Attualmente lo strumento più diffuso è una telefonata o un SMS contenete il codice OTP; entrambi potrebbero però essere compromessi dalla clonazione della SIM (SIM swap).

Il NIST evidenzia anche i rischi dell’utilizzo della linea telefonica per ricevere il secondo fattore OTP (one time password): una telefonata o un SMS con il codice OTP potrebbero essere dirottati dall’attaccante se questi riesce a realizzare una SIM swap (la clonazione della SIM, una truffa che oggi si sta diffondendo in modo preoccupante).

Meglio quindi utilizzare un “Multi-Factor OTP Device”, che potrebbe anche essere uno smartphone (“una cosa che tutti hanno”) che, attraverso un’applicazione apposita, generi un codice OTP “time-based” (quindi con una durata molto breve e generato da un algoritmo definito). Di solito si tratta di un codice numerico a 6 cifre.

Per maggior sicurezza, e nella logica dell’autenticazione multi-fattore, lo smartphone deve essere preventivamente attivato da “qualcosa che sai” (una password di sblocco) oppure da “qualcosa che sei” (l’impronta digitale, la faccia ecc.).

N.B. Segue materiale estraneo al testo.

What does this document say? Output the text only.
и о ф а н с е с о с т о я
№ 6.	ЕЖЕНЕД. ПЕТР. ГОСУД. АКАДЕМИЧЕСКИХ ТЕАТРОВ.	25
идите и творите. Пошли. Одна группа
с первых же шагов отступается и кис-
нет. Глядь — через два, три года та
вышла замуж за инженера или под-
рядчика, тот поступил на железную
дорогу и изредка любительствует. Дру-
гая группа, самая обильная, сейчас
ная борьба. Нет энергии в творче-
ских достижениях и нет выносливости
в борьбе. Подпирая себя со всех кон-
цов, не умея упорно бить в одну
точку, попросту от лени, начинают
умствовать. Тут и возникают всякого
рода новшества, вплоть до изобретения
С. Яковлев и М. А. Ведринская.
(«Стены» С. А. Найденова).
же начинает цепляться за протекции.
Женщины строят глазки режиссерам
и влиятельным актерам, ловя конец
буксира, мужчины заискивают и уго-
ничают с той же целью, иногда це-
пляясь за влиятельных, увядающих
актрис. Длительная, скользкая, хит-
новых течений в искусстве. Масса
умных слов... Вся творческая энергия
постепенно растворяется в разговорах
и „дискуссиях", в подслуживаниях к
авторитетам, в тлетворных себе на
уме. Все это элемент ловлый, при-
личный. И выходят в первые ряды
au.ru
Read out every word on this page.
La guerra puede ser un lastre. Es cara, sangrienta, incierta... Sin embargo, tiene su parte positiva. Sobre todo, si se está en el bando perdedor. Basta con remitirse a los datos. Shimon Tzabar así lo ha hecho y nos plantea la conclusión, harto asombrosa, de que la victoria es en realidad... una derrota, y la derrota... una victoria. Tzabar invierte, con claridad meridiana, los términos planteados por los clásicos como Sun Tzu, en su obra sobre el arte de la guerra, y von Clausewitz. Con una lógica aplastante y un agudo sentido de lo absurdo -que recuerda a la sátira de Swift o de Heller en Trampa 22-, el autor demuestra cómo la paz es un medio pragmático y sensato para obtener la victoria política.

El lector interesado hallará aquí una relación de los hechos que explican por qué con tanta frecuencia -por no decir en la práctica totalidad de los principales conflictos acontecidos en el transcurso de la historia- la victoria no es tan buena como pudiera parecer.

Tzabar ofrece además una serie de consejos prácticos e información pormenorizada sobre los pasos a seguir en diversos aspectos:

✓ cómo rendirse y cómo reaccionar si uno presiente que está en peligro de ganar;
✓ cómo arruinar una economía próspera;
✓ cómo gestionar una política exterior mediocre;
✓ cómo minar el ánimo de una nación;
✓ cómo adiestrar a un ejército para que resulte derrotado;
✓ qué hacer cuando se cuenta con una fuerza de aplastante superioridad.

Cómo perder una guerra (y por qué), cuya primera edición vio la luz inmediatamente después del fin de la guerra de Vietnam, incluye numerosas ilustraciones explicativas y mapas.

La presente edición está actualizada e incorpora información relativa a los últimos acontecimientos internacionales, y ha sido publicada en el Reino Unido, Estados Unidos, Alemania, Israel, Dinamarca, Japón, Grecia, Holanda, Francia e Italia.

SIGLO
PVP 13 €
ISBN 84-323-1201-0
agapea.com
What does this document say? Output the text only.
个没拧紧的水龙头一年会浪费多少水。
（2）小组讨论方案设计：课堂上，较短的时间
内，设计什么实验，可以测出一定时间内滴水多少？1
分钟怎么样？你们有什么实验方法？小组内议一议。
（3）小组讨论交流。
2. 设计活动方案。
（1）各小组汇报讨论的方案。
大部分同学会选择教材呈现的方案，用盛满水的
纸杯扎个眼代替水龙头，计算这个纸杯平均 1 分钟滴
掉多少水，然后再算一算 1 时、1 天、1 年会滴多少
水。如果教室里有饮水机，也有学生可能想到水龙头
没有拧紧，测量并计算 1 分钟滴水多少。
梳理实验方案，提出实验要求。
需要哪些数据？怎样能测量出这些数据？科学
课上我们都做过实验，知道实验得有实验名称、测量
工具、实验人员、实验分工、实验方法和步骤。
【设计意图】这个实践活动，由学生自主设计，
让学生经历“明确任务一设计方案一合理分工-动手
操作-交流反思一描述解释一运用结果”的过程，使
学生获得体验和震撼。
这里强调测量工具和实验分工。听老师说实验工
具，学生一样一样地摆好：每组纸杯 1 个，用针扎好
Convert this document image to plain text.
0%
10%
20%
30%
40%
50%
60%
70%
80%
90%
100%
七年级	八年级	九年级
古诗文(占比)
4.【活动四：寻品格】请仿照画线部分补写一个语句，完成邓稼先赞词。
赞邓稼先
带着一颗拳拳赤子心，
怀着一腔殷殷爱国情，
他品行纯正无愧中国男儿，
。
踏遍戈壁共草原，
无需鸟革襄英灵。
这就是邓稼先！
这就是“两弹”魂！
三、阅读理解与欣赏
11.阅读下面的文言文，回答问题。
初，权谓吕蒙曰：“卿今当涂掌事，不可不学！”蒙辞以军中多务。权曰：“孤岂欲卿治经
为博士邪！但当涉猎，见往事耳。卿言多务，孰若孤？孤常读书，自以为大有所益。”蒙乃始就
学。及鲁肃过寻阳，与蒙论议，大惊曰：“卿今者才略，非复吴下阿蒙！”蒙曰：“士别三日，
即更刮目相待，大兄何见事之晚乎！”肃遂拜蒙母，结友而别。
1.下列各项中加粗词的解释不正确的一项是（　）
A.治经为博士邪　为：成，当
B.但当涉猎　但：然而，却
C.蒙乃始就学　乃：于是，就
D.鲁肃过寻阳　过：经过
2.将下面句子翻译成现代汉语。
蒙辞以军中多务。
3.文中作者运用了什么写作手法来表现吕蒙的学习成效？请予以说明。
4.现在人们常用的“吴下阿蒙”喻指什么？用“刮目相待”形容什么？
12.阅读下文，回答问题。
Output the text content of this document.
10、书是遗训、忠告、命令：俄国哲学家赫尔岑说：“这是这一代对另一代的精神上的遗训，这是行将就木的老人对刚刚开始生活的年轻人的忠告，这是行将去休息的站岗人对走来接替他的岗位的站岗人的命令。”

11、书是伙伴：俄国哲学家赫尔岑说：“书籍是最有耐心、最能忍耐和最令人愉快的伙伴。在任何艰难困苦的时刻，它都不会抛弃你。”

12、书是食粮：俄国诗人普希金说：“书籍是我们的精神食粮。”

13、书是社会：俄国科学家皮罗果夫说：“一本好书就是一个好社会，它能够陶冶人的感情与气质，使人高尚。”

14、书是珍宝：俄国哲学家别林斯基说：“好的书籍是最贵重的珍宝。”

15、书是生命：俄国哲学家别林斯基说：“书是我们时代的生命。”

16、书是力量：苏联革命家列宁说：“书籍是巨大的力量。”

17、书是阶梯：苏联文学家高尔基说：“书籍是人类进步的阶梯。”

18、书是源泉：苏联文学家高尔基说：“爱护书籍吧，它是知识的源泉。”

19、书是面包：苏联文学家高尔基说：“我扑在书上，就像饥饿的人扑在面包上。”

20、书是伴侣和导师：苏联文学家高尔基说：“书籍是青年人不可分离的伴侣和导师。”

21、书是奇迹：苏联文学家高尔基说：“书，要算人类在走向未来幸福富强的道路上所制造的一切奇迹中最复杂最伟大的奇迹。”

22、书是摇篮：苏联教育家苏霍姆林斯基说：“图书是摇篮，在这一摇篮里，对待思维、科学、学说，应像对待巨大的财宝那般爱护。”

Quest’ultimo non è un passaggio da sottovalutare e ci fa capire perché, con l’entrata in vigore della Direttiva (UE) 2015/2366 nota come PSD2 (recepita dall’Italia con il D.lgs. 15 dicembre 2017, n. 218), non sono più ammessi i token hardware (quelle chiavette in plastica che generavano un codice a 6 numeri) per l’autenticazione nei siti bancari: erano dispositivi non sicuri, perché potevano essere attivati senza alcun codice di sicurezza. Quindi in caso di furto o smarrimento, chiunque avrebbe potuto utilizzarli.